While most stores sell pumpkin seeds, it is fun and easy to make your own. To do so, first remove the seeds from the pumpkin's inner cavity and wipe them off with a paper towel if needed to remove excess pulp that may have stuck to them. Spread them out evenly on a paper bag and let them dry out overnight.
You can, of course, purchase pumpkin seeds in the store. We would recommend purchasing organic raw pumpkin seeds and then light-roast them yourself.
Place the seeds (whether those you retrieved from the pumpkin or those you bought at the store) in a single layer on a cookie sheet and light roast them in a 160-170°F (about 75°C) oven for 15-20 minutes. This 20-minute roasting limit is important. In a recent study, 20 minutes emerged as a threshold hold time for changes in pumpkin seed fats. When roasted for longer than 20 minutes, a number of unwanted changes in fat structure of pumpkin seeds have been observed by food researchers. Roasting for no longer than 20 minutes will help you avoid these unwanted changes.

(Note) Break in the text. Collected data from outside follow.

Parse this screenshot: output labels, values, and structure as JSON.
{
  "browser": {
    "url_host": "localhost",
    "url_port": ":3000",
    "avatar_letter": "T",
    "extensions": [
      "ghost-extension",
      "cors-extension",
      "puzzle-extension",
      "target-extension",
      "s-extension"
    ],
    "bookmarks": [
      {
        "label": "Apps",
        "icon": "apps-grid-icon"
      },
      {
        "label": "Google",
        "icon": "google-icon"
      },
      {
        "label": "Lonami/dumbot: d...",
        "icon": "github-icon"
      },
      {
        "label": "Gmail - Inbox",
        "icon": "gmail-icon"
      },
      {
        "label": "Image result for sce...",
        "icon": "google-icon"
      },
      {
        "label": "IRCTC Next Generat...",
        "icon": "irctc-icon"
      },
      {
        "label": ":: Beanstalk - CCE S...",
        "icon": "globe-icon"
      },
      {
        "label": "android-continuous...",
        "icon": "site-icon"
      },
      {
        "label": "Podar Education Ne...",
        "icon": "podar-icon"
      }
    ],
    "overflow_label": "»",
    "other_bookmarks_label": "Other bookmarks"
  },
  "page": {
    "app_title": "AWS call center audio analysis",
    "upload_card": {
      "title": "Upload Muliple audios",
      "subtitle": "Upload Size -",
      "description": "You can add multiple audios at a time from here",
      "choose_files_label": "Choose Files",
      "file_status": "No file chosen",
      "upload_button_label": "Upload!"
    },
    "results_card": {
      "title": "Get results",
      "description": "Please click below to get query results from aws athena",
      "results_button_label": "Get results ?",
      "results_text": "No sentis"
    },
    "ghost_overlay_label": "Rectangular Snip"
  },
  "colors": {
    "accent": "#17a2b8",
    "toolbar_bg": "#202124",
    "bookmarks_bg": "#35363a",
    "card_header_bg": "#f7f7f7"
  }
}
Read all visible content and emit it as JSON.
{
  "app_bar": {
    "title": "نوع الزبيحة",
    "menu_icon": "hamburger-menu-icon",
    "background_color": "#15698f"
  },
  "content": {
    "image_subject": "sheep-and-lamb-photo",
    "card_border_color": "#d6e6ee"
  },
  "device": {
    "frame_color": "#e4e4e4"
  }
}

Interestingly, studies have shown that roasting temperatures of 194°F (90°C) or higher are often required to bring out the full nut-like aromas and flavors in pumpkin seeds. While we do not question this finding, we believe that the unsaturated fats in pumpkin seeds will be better preserved by roasting at this lower temperature — 160-170°F (about 75°C) — and that you will still be delighted by the aromas and flavors of the roasted seeds.